Hierarchical Reinforcement Learning for Quadrupedal Robots: Efficient Object Manipulation in Constrained Environments

. 2025 Mar 4;25(5):1565. doi: 10.3390/s25051565

Algorithm 1 Proximal Policy Optimization (PPO)

Require: Initialize the policy parameters $θ$ and the value function parameters $ϕ$

while not converged, do

for each training iteration, do

for each environment step, do

$s_{t} \leftarrow$ current state

$a_{t} \leftarrow$ action sampled from policy $π_{θ}$

$r_{t} \leftarrow$ reward received

$s_{t + 1} \leftarrow$ next state after executing $a_{t}$

Store $(s_{t}, a_{t}, r_{t}, s_{t + 1})$ in buffer

end for

compute the advantage estimates ${\hat{A}}_{t}$ using Generalized Advantage Estimation (GAE)

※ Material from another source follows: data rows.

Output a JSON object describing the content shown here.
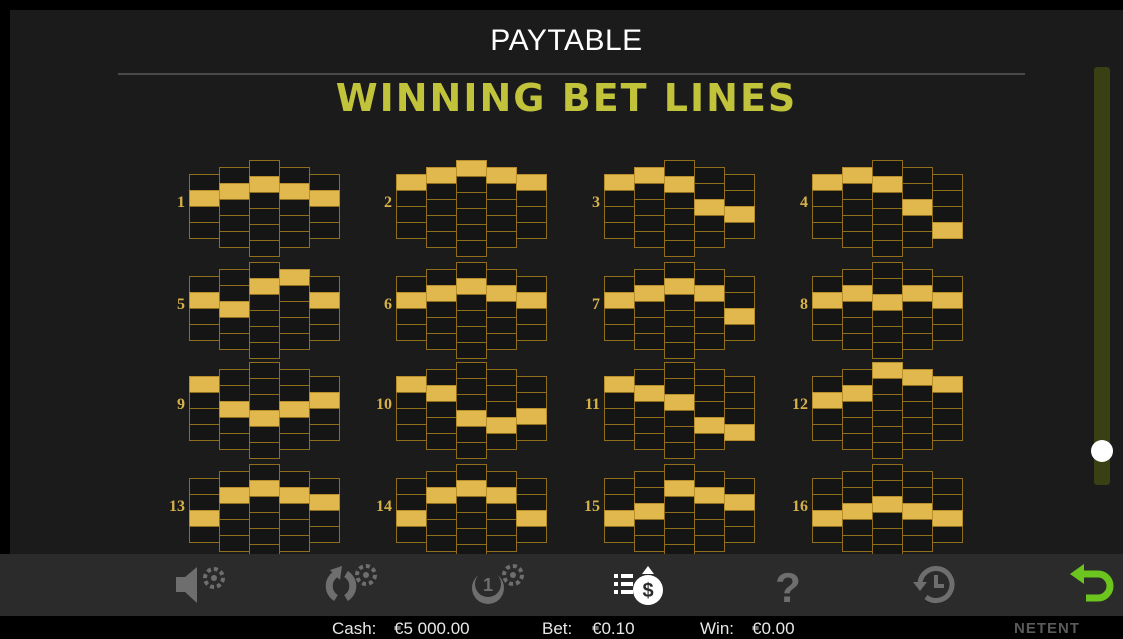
{
  "header": {
    "title": "PAYTABLE",
    "subtitle": "WINNING BET LINES"
  },
  "lines": [
    {
      "label": "1",
      "pattern": [
        1,
        1,
        1,
        1,
        1
      ]
    },
    {
      "label": "2",
      "pattern": [
        0,
        0,
        0,
        0,
        0
      ]
    },
    {
      "label": "3",
      "pattern": [
        0,
        0,
        1,
        2,
        2
      ]
    },
    {
      "label": "4",
      "pattern": [
        0,
        0,
        1,
        2,
        3
      ]
    },
    {
      "label": "5",
      "pattern": [
        1,
        2,
        1,
        0,
        1
      ]
    },
    {
      "label": "6",
      "pattern": [
        1,
        1,
        1,
        1,
        1
      ]
    },
    {
      "label": "7",
      "pattern": [
        1,
        1,
        1,
        1,
        2
      ]
    },
    {
      "label": "8",
      "pattern": [
        1,
        1,
        2,
        1,
        1
      ]
    },
    {
      "label": "9",
      "pattern": [
        0,
        2,
        3,
        2,
        1
      ]
    },
    {
      "label": "10",
      "pattern": [
        0,
        1,
        3,
        3,
        2
      ]
    },
    {
      "label": "11",
      "pattern": [
        0,
        1,
        2,
        3,
        3
      ]
    },
    {
      "label": "12",
      "pattern": [
        1,
        1,
        0,
        0,
        0
      ]
    },
    {
      "label": "13",
      "pattern": [
        2,
        1,
        1,
        1,
        1
      ]
    },
    {
      "label": "14",
      "pattern": [
        2,
        1,
        1,
        1,
        2
      ]
    },
    {
      "label": "15",
      "pattern": [
        2,
        2,
        1,
        1,
        1
      ]
    },
    {
      "label": "16",
      "pattern": [
        2,
        2,
        2,
        2,
        2
      ]
    }
  ],
  "toolbar": {
    "buttons": [
      {
        "name": "sound-settings-icon"
      },
      {
        "name": "autoplay-settings-icon"
      },
      {
        "name": "coin-settings-icon"
      },
      {
        "name": "paytable-icon",
        "active": true
      },
      {
        "name": "help-icon"
      },
      {
        "name": "history-icon"
      },
      {
        "name": "back-icon"
      }
    ],
    "icon_color": "#6e6e6e",
    "active_color": "#ffffff",
    "back_color": "#6cc51e"
  },
  "status": {
    "cash_label": "Cash:",
    "cash_value": "€5 000.00",
    "bet_label": "Bet:",
    "bet_value": "€0.10",
    "win_label": "Win:",
    "win_value": "€0.00",
    "brand": "NETENT"
  },
  "colors": {
    "accent": "#c1c33a",
    "win_cell": "#e1b84d",
    "cell_border": "#8f6e1c"
  }
}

for each policy update, step do

$L (θ) \leftarrow E [\min (r_{t} (θ) {\hat{A}}_{t}, clip (r_{t} (θ), 1 - ϵ, 1 + ϵ) {\hat{A}}_{t})]$

update policy $θ$ using gradient ascent on $L (θ)$ $L_{V} (ϕ) \leftarrow {(V_{ϕ} (s_{t}) - R_{t})}^{2}$

update value function $ϕ$ by minimizing $L_{V} (ϕ)$

end for

end while